ATHENS - Greece's parliament will try to elect a president on Monday in a last-ditch bid to avoid snap general elections that could bring the hard-left to power and spark new concerns over the eurozone economy.
Should lawmakers fail - as expected - to elect a president in the third and final presidential vote, snap general elections would be triggered, which the anti-austerity radical leftist Syriza party are tipped to win.
The European Union and the International Monetary Fund, which have overseen two international bailouts of Greece, fear Syriza would undo many of Greece's ongoing economic reforms.
The country's dire finances nearly destroyed the eurozone. But even after the bailouts worth 240 billion euros (S$387 billion) and most of the debt held by private investors being wiped out, the economy has only just begun to recover after six years of contraction.
"President in 24 hours or the country on a knife-edge," headlined the pro-government Eleftheros Tipos newspaper on Sunday.
The definitive round of voting to choose a successor to President Karolos Papoulias comes after 11th hour efforts by Prime Minister Antonis Samaras to get the government's candidate elected and avoid early polls.
"People do not want early elections - they want a Greek president coming out of this parliament," Samaras said Saturday in an interview with public broadcaster Nerit.

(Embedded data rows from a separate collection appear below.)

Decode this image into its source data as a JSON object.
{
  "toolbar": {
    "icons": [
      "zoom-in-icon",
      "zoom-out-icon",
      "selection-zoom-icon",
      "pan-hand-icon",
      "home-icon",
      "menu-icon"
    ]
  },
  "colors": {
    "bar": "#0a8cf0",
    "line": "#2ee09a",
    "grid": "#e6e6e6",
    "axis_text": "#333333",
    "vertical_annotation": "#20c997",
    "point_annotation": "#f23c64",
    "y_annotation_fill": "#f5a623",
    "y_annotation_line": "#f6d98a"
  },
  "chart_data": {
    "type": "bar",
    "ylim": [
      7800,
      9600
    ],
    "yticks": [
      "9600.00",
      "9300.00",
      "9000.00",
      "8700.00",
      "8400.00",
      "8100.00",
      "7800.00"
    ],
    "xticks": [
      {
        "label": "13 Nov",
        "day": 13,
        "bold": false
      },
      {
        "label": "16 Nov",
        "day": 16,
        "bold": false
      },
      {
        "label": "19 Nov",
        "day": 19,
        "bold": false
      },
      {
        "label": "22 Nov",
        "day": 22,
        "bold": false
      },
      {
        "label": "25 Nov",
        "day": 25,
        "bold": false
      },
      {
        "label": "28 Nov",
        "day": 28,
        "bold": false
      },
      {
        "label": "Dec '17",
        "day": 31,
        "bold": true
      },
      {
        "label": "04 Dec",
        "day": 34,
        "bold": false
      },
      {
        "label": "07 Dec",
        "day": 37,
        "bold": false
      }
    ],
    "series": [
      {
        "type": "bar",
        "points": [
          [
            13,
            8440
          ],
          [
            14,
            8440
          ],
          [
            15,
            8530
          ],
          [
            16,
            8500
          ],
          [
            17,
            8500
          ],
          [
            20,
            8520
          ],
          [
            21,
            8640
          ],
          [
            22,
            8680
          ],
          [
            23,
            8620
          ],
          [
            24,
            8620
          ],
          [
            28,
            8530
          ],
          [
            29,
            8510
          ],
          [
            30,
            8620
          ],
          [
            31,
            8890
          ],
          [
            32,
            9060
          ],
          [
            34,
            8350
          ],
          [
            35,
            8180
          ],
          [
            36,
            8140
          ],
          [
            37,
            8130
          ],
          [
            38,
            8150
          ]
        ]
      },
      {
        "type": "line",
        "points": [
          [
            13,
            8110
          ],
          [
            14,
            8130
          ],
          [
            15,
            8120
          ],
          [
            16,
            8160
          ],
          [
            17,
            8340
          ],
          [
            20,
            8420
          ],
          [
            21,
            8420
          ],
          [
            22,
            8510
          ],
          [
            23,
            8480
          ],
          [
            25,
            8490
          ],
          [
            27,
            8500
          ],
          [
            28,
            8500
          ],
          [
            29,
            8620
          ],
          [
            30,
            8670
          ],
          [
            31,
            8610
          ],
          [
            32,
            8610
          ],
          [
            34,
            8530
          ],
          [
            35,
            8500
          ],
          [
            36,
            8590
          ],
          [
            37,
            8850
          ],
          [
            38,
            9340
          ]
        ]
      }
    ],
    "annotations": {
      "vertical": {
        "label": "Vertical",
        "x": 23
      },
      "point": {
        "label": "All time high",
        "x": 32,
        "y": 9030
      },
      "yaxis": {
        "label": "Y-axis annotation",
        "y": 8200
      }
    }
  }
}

"I did and have done everything in my power to get a president elected, to avert early elections, because this is what national interest requires and because that is my own obligation."
Warning from Germany
The government's candidate, EU Environment Commissioner Stavros Dimas, fell 32 votes short of the required 200 in the second round held on Tuesday.
Monday's final vote will see the target fall to 180 votes, but even this seems a tall order. Most newspapers predict the government will face a tough time getting its candidate elected.

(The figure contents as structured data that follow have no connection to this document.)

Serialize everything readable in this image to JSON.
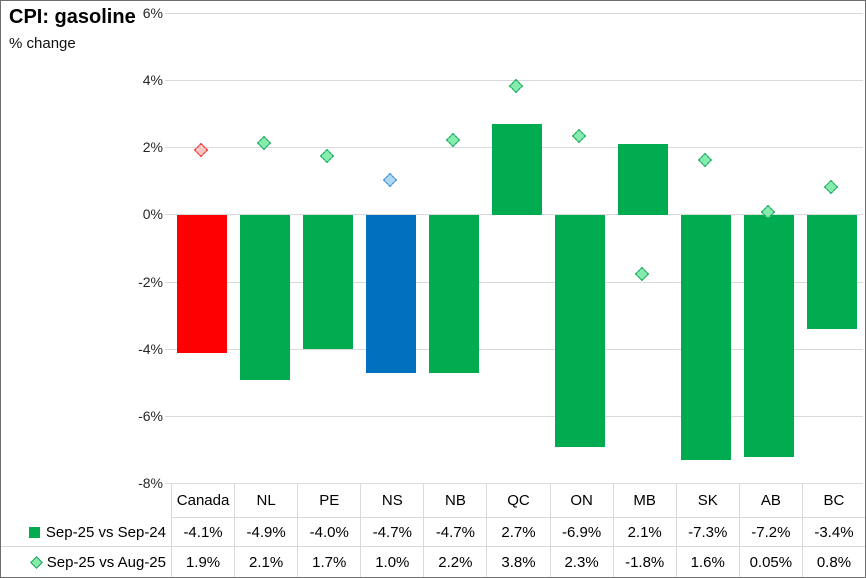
{
  "title": "CPI: gasoline",
  "subtitle": "% change",
  "colors": {
    "bar_green": "#00ac4f",
    "bar_red": "#ff0000",
    "bar_blue": "#0071bc",
    "marker_green_fill": "#87ebad",
    "marker_green_border": "#0da557",
    "marker_red_fill": "#f7c7c6",
    "marker_red_border": "#ff1f1f",
    "marker_blue_fill": "#add7f3",
    "marker_blue_border": "#3d85c8",
    "gridline": "#d9d9d9",
    "axis_text": "#262626"
  },
  "chart_data": {
    "type": "bar",
    "title": "CPI: gasoline",
    "subtitle": "% change",
    "categories": [
      "Canada",
      "NL",
      "PE",
      "NS",
      "NB",
      "QC",
      "ON",
      "MB",
      "SK",
      "AB",
      "BC"
    ],
    "series": [
      {
        "name": "Sep-25 vs Sep-24",
        "type": "bar",
        "values": [
          -4.1,
          -4.9,
          -4.0,
          -4.7,
          -4.7,
          2.7,
          -6.9,
          2.1,
          -7.3,
          -7.2,
          -3.4
        ],
        "labels": [
          "-4.1%",
          "-4.9%",
          "-4.0%",
          "-4.7%",
          "-4.7%",
          "2.7%",
          "-6.9%",
          "2.1%",
          "-7.3%",
          "-7.2%",
          "-3.4%"
        ],
        "bar_colors": [
          "#ff0000",
          "#00ac4f",
          "#00ac4f",
          "#0071bc",
          "#00ac4f",
          "#00ac4f",
          "#00ac4f",
          "#00ac4f",
          "#00ac4f",
          "#00ac4f",
          "#00ac4f"
        ]
      },
      {
        "name": "Sep-25 vs Aug-25",
        "type": "scatter",
        "marker": "diamond",
        "values": [
          1.9,
          2.1,
          1.7,
          1.0,
          2.2,
          3.8,
          2.3,
          -1.8,
          1.6,
          0.05,
          0.8
        ],
        "labels": [
          "1.9%",
          "2.1%",
          "1.7%",
          "1.0%",
          "2.2%",
          "3.8%",
          "2.3%",
          "-1.8%",
          "1.6%",
          "0.05%",
          "0.8%"
        ],
        "marker_fills": [
          "#f7c7c6",
          "#87ebad",
          "#87ebad",
          "#add7f3",
          "#87ebad",
          "#87ebad",
          "#87ebad",
          "#87ebad",
          "#87ebad",
          "#87ebad",
          "#87ebad"
        ],
        "marker_borders": [
          "#ff1f1f",
          "#0da557",
          "#0da557",
          "#3d85c8",
          "#0da557",
          "#0da557",
          "#0da557",
          "#0da557",
          "#0da557",
          "#0da557",
          "#0da557"
        ]
      }
    ],
    "y_axis": {
      "min": -8,
      "max": 6,
      "step": 2,
      "tick_values": [
        6,
        4,
        2,
        0,
        -2,
        -4,
        -6,
        -8
      ],
      "tick_labels": [
        "6%",
        "4%",
        "2%",
        "0%",
        "-2%",
        "-4%",
        "-6%",
        "-8%"
      ]
    },
    "grid": true,
    "legend_position": "bottom-table"
  }
}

Recent opinion polls show Samaras's ruling coalition trailing Syriza, which wants to renegotiate the conditions of the bailout and roll back unpopular austerity measures imposed by the creditors.

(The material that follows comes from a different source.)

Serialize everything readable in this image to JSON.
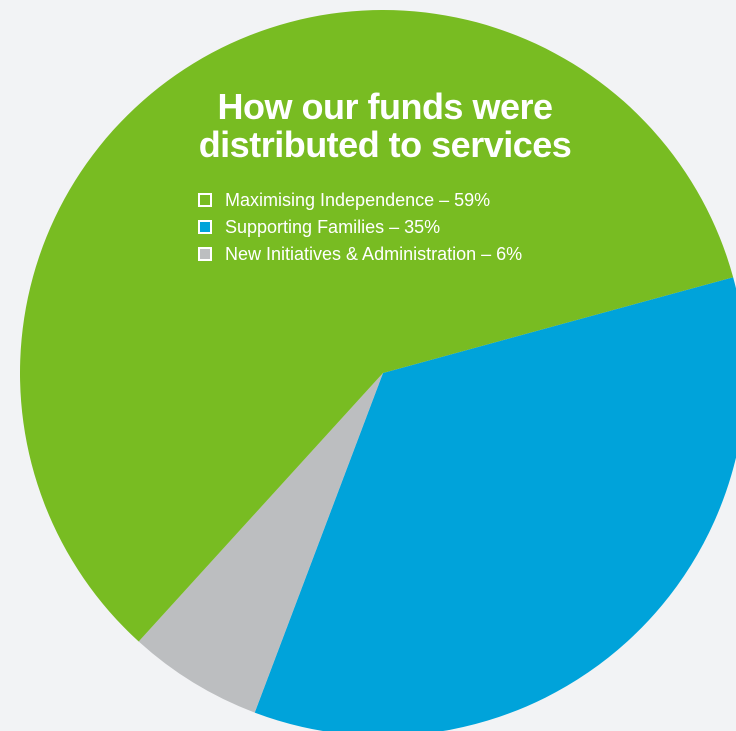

But Syriza's lead has narrowed to 3.3 per cent, from 3.6 per cent in early December, according to a survey by the Alco polling institute for Proto Thema newspaper, indicating the party would not have a clear majority to form a government on its own if polls were held now.
The looming political stalemate, as well as Syriza's political agenda, prompted German Finance Minister Wolfgang Schaeuble to warn on Saturday that any new government must respect commitments made by its predecessor.
The reforms required by the creditors have improved the government's finances but have taken a heavy toll on Greeks as unemployment has soared above 27 per cent and many people have had wages and benefits cut.
Syriza, which has declined to vote in the presidential election in order to force snap polls, wants to raise salaries and pensions, halt layoffs and freeze the privatisation of state assets - key elements of reforms demanded by creditors.
Greece recently secured a two-month extension from its EU-IMF creditors to conclude an ongoing fiscal audit that will determine the release of some 7.0 billion euros ($8.6 billion) in loans. This extension expires in February.